Articles | Volume 371
12 Jun 2015
 | 12 Jun 2015

Frequency of floods in a changing climate: a case study from the Red River in Manitoba, Canada

A. Boluwade and P. F. Rasmussen

Abstract. Spring flooding in the Red River basin is a recurrent issue in the Province of Manitoba, Canada. There have been a number of flood events in recent years and climate change has been suggested as a potential cause. This paper employs a relatively simple model for predicting changes in the frequency distribution of annual spring peak discharge of the Red River as a response to increased GHG concentrations. A regression model is used to predict spring peak flow from antecedent precipitation in the previous fall, winter snow accumulation, and spring precipitation. Data from the Coupled Model Intercomparison Project – Phase 5 (CMIP5) are used to estimate changes in the predictor variables and this information is then employed to derive flood distributions for future climate conditions.

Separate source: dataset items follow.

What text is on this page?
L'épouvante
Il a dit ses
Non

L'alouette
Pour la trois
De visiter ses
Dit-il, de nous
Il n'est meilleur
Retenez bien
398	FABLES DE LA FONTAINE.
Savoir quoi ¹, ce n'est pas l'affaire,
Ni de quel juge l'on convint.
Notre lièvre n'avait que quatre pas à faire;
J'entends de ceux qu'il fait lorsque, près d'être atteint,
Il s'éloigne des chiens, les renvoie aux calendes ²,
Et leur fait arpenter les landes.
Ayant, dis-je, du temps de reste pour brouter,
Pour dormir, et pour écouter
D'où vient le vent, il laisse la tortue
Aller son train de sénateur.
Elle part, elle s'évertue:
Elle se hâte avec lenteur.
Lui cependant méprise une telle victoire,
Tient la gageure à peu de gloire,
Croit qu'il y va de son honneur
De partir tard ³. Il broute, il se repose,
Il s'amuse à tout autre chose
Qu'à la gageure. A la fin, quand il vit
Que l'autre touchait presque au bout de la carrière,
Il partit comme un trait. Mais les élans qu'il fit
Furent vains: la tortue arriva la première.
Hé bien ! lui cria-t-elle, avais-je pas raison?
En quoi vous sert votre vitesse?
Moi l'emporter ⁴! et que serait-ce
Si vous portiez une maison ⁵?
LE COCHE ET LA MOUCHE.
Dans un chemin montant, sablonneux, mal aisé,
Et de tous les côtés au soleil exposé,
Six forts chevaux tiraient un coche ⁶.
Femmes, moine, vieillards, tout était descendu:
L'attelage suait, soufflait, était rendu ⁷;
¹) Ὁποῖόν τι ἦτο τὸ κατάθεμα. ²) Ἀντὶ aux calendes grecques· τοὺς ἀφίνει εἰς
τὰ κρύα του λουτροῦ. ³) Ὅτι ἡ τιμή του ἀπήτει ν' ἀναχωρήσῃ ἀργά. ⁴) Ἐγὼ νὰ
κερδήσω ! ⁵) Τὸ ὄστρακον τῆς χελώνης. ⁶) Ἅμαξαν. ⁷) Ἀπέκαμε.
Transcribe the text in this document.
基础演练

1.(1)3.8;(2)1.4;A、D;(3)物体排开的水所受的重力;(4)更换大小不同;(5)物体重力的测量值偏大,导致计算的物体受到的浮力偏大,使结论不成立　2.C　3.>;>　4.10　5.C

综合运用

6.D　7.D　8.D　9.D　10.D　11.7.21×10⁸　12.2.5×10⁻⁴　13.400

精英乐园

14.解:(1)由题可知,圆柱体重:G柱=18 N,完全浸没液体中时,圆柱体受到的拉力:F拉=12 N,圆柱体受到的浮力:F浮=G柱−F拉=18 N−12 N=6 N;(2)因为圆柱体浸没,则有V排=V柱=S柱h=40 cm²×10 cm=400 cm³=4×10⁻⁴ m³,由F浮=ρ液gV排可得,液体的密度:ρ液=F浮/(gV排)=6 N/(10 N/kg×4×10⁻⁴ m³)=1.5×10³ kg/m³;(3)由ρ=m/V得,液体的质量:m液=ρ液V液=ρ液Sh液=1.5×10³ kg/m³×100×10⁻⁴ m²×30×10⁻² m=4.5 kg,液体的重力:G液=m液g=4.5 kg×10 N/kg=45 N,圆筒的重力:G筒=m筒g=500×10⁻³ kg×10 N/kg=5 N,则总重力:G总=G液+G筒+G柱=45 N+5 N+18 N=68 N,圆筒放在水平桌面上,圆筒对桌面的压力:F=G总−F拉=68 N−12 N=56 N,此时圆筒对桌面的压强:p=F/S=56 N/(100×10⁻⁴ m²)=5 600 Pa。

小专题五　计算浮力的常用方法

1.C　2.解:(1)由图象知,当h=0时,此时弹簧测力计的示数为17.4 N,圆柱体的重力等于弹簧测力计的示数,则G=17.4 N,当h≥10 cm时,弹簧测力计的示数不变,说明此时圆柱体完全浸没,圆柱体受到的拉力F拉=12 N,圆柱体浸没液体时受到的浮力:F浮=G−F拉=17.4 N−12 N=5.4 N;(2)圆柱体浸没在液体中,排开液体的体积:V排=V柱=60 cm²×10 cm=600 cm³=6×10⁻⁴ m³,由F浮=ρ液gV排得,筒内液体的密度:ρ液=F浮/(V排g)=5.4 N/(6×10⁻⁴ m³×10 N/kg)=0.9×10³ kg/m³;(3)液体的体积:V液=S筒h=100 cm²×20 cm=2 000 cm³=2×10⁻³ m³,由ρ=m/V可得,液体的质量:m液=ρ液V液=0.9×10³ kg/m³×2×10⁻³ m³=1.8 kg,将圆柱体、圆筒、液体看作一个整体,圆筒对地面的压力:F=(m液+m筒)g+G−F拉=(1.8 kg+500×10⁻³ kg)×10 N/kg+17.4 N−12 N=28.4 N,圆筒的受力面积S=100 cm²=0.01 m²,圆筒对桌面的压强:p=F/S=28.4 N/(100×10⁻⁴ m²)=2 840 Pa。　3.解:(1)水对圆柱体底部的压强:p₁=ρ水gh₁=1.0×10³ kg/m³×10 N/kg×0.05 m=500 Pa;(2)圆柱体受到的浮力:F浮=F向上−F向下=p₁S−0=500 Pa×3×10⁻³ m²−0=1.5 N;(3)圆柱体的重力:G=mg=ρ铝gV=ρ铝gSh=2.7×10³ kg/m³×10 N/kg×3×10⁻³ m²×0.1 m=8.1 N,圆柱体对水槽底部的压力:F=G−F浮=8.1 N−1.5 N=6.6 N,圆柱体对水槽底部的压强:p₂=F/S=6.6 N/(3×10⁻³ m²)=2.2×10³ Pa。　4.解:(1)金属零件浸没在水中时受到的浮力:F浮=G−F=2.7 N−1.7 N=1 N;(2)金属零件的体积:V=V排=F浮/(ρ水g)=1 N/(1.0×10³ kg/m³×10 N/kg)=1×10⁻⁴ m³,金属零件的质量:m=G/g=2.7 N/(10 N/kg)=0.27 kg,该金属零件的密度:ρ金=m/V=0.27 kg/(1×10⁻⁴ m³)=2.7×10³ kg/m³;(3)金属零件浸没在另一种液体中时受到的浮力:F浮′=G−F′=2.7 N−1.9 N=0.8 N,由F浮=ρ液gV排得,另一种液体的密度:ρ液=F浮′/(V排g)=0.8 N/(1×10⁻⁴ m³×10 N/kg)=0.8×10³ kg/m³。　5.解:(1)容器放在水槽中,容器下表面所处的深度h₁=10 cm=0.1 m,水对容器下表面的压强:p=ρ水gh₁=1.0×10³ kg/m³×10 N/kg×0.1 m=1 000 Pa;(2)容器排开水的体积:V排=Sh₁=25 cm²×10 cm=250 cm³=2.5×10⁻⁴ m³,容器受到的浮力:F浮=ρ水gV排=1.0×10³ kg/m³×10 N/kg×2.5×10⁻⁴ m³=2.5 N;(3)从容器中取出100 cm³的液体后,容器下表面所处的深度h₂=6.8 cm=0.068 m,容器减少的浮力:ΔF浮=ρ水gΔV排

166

Most climate models predict increased precipitation during winter months but this trend is partly offset by a shorter snow accumulation period and higher winter evaporation rates. The means and medians of an ensemble of 16 climate models do not suggest a particular trend toward more or less frequent floods of the Red River. However, the ensemble range is relatively large, highlighting the difficulties involved in estimating changes in extreme events.